The Celestron StarPointer Finderscope is the way to go if you want the easiest way possible to locate an object and center it in your eyepiece.
A red dot finder, unlike an optical finder, has 1x magnification, displays a super wide field of view, and keeps the sky right side up and left-to-right correct, matching what you see with your unaided eyes. An LED creates a red dot, superimposed on a viewing screen, so you simply point the StarPointer to the area or object you wish to observe, look through your eyepiece, and if properly aligned, the area in and around place you pointed the red dot will be centered in the field of view.
If you like the idea of having some magnification, try installing both a red dot and optical finder on your telescope. Schmidt-Cassegrain and EdgeHD telescopes have multiple mounting bracket holes so you can get the best of both worlds. Just make sure to align both of them correctly, and you’ll get the best use out of each of your finders.

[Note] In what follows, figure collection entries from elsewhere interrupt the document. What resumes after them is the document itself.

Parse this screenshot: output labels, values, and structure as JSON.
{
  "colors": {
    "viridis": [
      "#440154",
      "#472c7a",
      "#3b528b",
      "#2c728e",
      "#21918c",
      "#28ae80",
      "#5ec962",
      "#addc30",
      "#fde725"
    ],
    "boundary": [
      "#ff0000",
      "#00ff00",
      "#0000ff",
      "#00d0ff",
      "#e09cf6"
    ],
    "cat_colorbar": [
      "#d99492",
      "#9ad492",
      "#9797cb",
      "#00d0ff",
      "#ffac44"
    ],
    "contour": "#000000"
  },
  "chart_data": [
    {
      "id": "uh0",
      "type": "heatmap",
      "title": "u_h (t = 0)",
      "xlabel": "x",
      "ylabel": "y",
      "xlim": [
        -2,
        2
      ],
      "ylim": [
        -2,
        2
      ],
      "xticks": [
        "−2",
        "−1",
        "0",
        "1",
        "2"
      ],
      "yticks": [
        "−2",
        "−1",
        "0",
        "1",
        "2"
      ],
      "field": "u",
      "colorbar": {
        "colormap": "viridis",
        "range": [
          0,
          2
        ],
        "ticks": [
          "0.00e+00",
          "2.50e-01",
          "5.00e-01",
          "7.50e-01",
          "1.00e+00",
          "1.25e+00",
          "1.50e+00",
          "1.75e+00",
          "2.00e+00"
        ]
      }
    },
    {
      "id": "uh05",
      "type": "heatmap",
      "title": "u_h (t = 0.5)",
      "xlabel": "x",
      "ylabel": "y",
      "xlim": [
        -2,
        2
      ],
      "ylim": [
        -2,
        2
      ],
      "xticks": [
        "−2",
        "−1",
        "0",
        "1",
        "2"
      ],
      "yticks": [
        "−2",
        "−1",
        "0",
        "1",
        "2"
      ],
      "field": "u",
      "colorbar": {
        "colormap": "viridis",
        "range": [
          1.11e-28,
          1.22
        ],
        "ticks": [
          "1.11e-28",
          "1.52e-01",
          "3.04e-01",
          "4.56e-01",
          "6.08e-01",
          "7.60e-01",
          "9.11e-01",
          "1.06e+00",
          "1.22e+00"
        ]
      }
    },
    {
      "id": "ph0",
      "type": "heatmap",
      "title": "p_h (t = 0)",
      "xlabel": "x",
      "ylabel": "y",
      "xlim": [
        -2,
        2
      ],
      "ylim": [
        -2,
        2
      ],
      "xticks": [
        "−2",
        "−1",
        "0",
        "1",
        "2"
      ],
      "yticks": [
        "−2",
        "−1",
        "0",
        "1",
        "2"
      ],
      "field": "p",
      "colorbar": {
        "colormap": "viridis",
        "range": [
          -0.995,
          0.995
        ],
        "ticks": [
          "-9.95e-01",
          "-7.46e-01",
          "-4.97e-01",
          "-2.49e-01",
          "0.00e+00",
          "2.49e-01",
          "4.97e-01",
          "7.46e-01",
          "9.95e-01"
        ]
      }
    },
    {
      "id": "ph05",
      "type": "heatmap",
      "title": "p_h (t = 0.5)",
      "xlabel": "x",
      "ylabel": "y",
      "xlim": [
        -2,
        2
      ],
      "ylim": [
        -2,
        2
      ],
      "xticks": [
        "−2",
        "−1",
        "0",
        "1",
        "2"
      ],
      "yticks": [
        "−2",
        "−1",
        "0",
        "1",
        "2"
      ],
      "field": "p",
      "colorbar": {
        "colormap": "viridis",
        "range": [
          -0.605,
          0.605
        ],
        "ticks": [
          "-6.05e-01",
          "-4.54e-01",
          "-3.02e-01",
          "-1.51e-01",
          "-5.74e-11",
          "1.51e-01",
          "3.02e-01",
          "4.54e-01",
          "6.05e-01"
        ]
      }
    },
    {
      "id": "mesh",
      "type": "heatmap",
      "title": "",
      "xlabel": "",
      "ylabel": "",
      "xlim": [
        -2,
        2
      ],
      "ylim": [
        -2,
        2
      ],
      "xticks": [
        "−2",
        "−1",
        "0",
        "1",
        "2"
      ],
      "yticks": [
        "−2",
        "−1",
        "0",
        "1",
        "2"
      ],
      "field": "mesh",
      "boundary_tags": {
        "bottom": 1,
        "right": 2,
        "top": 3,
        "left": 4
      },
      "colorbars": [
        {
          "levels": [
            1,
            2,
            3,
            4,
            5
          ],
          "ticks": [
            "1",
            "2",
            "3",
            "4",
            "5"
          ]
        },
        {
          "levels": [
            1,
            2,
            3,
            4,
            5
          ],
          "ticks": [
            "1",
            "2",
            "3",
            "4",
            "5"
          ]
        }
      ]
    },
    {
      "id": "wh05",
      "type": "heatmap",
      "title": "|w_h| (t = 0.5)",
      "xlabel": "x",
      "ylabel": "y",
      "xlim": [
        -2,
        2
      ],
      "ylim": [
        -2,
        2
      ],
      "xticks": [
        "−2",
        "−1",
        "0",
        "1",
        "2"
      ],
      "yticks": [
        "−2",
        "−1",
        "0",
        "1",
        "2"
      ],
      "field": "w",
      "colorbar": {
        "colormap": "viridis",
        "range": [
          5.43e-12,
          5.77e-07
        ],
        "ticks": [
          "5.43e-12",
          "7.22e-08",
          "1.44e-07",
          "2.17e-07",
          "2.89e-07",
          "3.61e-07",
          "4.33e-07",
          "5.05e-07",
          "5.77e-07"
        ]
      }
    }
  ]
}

How to Align the StarPointer Finderscope
The first time you use your finder, you need to align it. This one-time setup procedure should be done during the day. Take the telescope outside and find an easily recognizable object, such as a streetlight, car license plate, or tall tree. The object should be as far away as possible, but at least a quarter mile away. Move the telescope left and right or up and down so that it is roughly pointing at the object. Look through the telescope using your low power eyepiece and move the telescope until the object you chose lies in the center of the view. Once the object is centered in your eyepiece, turn on the red dot. With your head positioned about a foot behind the finder, look through the round lens of the finder and locate the red dot. Without moving the telescope, use the two adjustment knobs located on the side and underneath the finder. One controls the left-right motion of the dot. The other controls the up-down motion of the dot. Adjust both of these until the red dot appears over the same object you are observing in the eyepiece.
Your finder is now aligned and should not require realignment unless it is bumped or dropped. You can even take the finder off the telescope and reattach it while preserving alignment.